Il Papa rientra a Roma e lancia un messaggio: Cuba si apra al mondo il mondo si apra a Cuba
Lasciando l'isola caraibica Ratzinger ha anche preso una netta posizione contro l'embargo Usa
Fausto Gasparroni
ROMA
Col suo tono apparentemente timido e dimesso, da anziano teologo uso più alle biblioteche che alle piazze inondate di folla, Benedetto XVI (rientrato ieri mattina a Roma accolto dal ministro dell'Interno Anna Maria Cancellieri) nel suo viaggio a Messico a Cuba ha lanciato messaggi che lasceranno il segno, ben oltre i confini dei due Paesi visitati: la sua sfida alle contrapposizioni che dividono il mondo, alle «posizioni inamovibili», ai «punti di vista unilaterali» che vanificano gli sforzi di intesa e collaborazione, non potrà essere recepita come il semplice auspicio di un capo religioso.
Quattordici anni dopo la storica visita di Wojtyla sull'isola castrista e il celebre appello «Cuba si apra al mondo, il mondo si apra a Cuba», Ratzinger ha lasciato nel diario di questo viaggio messaggi di non minore portata politica globale, avvertendo anch'egli che «Cuba ed il mondo hanno bisogno di cambiamenti». Cambiamenti che devono riguardare in primo luogo una maggiore libertà, in particolare religiosa, nella roccaforte comunista: ma Ratzinger, congedandosi mercoledì da Cuba, ha preso anche una netta posizione contro l'embargo Usa, contro le «misure economiche restrittive imposte dal di fuori del Paese» che «pesano negativamente sulla popolazione», e «aggravano» situazioni di «carenza di mezzi materiali».
Una chiara condanna a chi dall'esterno contribuisce a tenere una popolazione allo stremo, senza peraltro risultati politici apprezzabili, che non farà piacere a Washington.
Resta la casella vuota del mancato incontro con i dissidenti (a molti dei quali l'altro ieri è stato anche impedito di assistere alla messa alla Plaza de la Revolucion), ma Ratzinger non ha mancato, parlando dal suo pulpito religioso, di fare riferimento al dramma dei detenuti politici e delle "damas de blanco", quando davanti alla Madonna del Cobre, patrona di Cuba della quale si festeggia l'anno giubilare a 400 anni dal ritrovamento, ha pregato per «coloro che sono privi della libertà, lontani dalle persone care».
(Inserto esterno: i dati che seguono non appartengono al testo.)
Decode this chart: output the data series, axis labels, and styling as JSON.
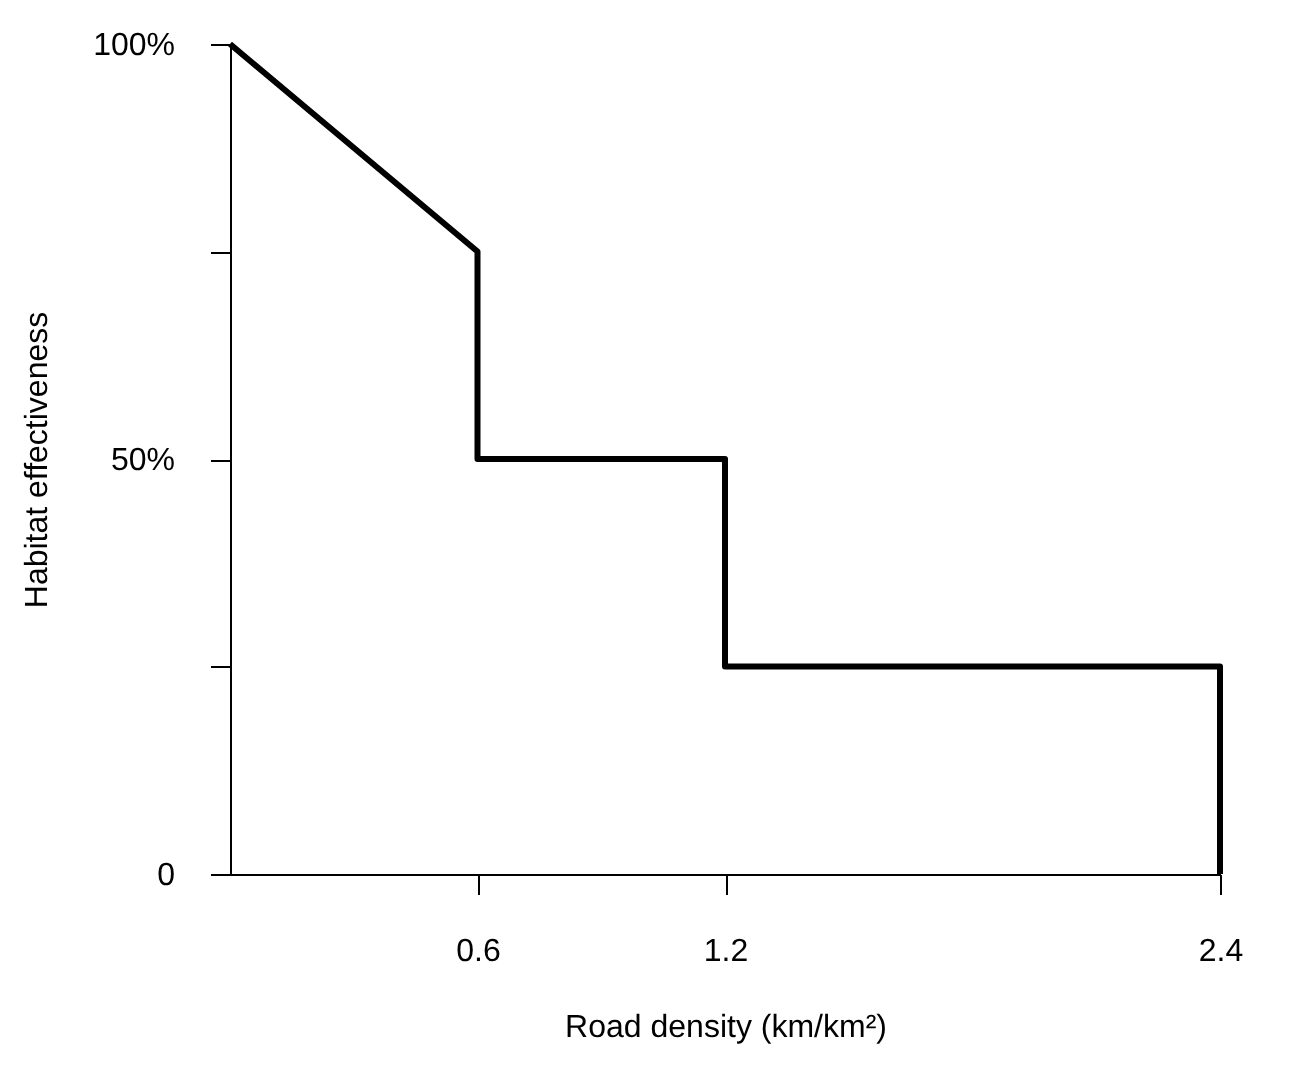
{
  "chart_data": {
    "type": "line",
    "xlabel": "Road density (km/km²)",
    "ylabel": "Habitat effectiveness",
    "x": [
      0,
      0.6,
      0.6,
      1.2,
      1.2,
      2.4,
      2.4
    ],
    "series": [
      {
        "color": "#000000",
        "values": [
          100,
          75,
          50,
          50,
          25,
          25,
          0
        ]
      }
    ],
    "xlim": [
      0,
      2.4
    ],
    "xticks": [
      0.6,
      1.2,
      2.4
    ],
    "ylim": [
      0,
      100
    ],
    "yticks": [
      0,
      {
        "value": 25,
        "label": null
      },
      {
        "value": 50,
        "label": "50%"
      },
      {
        "value": 75,
        "label": null
      },
      {
        "value": 100,
        "label": "100%"
      }
    ],
    "grid": false,
    "marker": "none",
    "line_style": "solid"
  }
}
Una delle frasi-simbolo del passaggio del Papa sulla "isla hermosa", salutata alla fine con un «Hasta siempre, Cuba», sarà anche il richiamo a che «Cuba sia la casa di tutti e per tutti i cubani, dove convivano la giustizia e la libertà, in un clima di serena fraternità».
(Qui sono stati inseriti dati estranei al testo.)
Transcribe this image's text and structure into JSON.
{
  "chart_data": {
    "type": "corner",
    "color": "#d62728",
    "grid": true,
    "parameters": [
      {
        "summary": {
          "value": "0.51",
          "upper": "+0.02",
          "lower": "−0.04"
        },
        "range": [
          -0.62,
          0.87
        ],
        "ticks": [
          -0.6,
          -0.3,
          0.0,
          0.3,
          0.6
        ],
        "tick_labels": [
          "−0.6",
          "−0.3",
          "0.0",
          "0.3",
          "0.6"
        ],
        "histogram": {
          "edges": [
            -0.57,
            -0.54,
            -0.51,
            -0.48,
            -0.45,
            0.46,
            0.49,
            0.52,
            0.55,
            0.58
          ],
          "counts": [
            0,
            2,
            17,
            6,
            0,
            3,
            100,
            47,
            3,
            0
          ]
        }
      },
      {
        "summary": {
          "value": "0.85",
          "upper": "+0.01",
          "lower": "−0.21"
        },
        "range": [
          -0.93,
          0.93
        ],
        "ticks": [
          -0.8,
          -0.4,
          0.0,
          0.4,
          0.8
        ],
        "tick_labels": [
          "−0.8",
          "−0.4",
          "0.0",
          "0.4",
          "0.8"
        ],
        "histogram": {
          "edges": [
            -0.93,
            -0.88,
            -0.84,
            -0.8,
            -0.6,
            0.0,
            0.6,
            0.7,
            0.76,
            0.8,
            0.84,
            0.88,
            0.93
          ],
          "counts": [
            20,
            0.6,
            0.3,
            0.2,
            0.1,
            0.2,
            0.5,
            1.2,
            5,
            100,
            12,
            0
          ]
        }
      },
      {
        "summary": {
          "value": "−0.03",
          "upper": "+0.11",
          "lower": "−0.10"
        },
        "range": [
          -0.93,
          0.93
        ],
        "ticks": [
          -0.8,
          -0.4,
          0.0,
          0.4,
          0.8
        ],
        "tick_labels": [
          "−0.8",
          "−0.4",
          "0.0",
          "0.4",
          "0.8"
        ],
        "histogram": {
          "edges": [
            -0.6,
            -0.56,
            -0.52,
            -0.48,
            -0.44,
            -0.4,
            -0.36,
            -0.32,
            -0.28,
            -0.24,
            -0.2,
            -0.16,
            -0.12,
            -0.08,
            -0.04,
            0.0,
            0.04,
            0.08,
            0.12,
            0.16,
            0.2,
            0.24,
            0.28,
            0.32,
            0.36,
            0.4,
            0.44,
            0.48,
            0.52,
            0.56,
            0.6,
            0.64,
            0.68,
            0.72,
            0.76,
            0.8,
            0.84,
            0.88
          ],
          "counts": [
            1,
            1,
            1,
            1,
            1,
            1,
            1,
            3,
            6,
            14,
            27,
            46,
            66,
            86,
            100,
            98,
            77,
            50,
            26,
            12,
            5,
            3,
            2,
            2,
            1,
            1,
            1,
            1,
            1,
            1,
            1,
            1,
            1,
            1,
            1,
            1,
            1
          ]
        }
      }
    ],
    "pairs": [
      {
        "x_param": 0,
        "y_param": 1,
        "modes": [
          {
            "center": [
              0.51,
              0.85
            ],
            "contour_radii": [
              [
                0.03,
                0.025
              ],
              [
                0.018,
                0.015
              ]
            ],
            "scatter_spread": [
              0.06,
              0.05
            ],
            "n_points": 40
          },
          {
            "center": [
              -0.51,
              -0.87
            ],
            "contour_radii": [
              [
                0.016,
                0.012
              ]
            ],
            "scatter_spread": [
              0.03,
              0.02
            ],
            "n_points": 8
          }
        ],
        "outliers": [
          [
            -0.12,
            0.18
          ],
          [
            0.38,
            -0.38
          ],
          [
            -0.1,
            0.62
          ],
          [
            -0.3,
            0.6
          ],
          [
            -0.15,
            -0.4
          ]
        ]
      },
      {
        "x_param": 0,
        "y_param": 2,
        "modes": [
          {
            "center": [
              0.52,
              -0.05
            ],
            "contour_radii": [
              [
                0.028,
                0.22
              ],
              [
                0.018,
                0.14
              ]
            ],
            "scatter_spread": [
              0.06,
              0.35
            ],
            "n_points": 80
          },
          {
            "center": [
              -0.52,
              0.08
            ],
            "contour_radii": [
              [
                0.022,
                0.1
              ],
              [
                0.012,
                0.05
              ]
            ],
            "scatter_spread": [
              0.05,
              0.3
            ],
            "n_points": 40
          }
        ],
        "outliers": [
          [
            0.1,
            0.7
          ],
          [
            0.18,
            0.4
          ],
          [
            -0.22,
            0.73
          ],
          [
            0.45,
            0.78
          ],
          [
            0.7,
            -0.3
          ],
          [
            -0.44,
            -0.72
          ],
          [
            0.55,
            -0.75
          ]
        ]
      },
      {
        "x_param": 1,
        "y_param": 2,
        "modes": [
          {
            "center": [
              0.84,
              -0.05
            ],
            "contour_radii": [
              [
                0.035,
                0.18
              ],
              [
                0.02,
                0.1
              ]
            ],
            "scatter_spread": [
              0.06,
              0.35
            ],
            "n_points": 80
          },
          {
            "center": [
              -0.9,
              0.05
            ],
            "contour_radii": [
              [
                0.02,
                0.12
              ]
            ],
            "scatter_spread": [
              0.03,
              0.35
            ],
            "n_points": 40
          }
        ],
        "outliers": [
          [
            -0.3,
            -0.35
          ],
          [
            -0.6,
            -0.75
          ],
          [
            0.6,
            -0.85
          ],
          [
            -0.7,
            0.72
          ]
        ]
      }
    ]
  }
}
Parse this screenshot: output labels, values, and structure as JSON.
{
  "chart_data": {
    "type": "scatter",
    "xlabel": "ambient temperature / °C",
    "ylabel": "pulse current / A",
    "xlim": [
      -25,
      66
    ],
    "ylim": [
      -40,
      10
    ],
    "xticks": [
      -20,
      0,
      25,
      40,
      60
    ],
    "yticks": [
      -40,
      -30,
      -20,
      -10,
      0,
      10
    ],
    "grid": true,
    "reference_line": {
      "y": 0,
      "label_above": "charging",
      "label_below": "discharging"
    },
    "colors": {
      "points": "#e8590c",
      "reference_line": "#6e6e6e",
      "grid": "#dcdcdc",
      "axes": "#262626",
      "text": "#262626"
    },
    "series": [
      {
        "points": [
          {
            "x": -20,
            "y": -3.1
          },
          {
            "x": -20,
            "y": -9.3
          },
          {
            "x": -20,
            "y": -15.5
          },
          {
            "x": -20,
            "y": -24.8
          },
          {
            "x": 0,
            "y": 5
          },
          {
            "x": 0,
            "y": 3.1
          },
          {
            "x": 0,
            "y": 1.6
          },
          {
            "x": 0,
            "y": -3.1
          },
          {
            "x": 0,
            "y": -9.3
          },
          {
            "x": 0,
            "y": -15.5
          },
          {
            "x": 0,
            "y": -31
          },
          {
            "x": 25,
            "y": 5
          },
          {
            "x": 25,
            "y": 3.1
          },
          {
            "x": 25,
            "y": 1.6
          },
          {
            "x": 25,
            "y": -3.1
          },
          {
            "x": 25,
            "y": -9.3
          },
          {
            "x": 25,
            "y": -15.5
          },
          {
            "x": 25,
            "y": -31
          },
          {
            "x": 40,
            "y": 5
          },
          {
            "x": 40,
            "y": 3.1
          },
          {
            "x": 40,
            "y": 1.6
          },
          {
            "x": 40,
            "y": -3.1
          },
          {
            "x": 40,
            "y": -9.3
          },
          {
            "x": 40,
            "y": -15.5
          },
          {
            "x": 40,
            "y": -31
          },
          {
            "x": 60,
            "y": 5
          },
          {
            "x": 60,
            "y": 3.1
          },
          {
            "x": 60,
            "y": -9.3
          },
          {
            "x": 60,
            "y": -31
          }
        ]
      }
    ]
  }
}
Mentre l'icona della visita, oltre alla stretta di mano con Raul Castro che ha accolto il Papa al Palacio de la Revolucion con gli onori riservati a un leader mondiale, è ancora una volta l'incontro col "lider maximo" Fidel, ormai vecchio e indebolito dalla malattia, che però stavolta con Ratzinger ha preferito soffermarsi su temi spirituali.
Anche in Messico Benedetto XVI, travolto dal calore e dall'entusiasmo di masse di fedeli, ha toccato temi fondamentali per il Paese e per tutta l'America Latina, come la povertà, la lotta all'esclusione sociale, richiamando tutti i vescovi a stare dalla parte degli emarginati, e soprattutto il contrasto alla dilagante criminalità, che semina morti in una ininterrotta scia di sangue. L'incontro con otto familiari delle vittime dei "narcos", voluto a sorpresa dal presidente Felipe Calderon, resterà anch'esso tra i momenti significativi di «un viaggio riuscito», ha scritto ieri il direttore Gian Maria Vian sull'Osservatore Romano, «anzi, per usare l'aggettivo riservato dal Papa a quello del suo predecessore nell'isola caraibica, anch'esso già storico».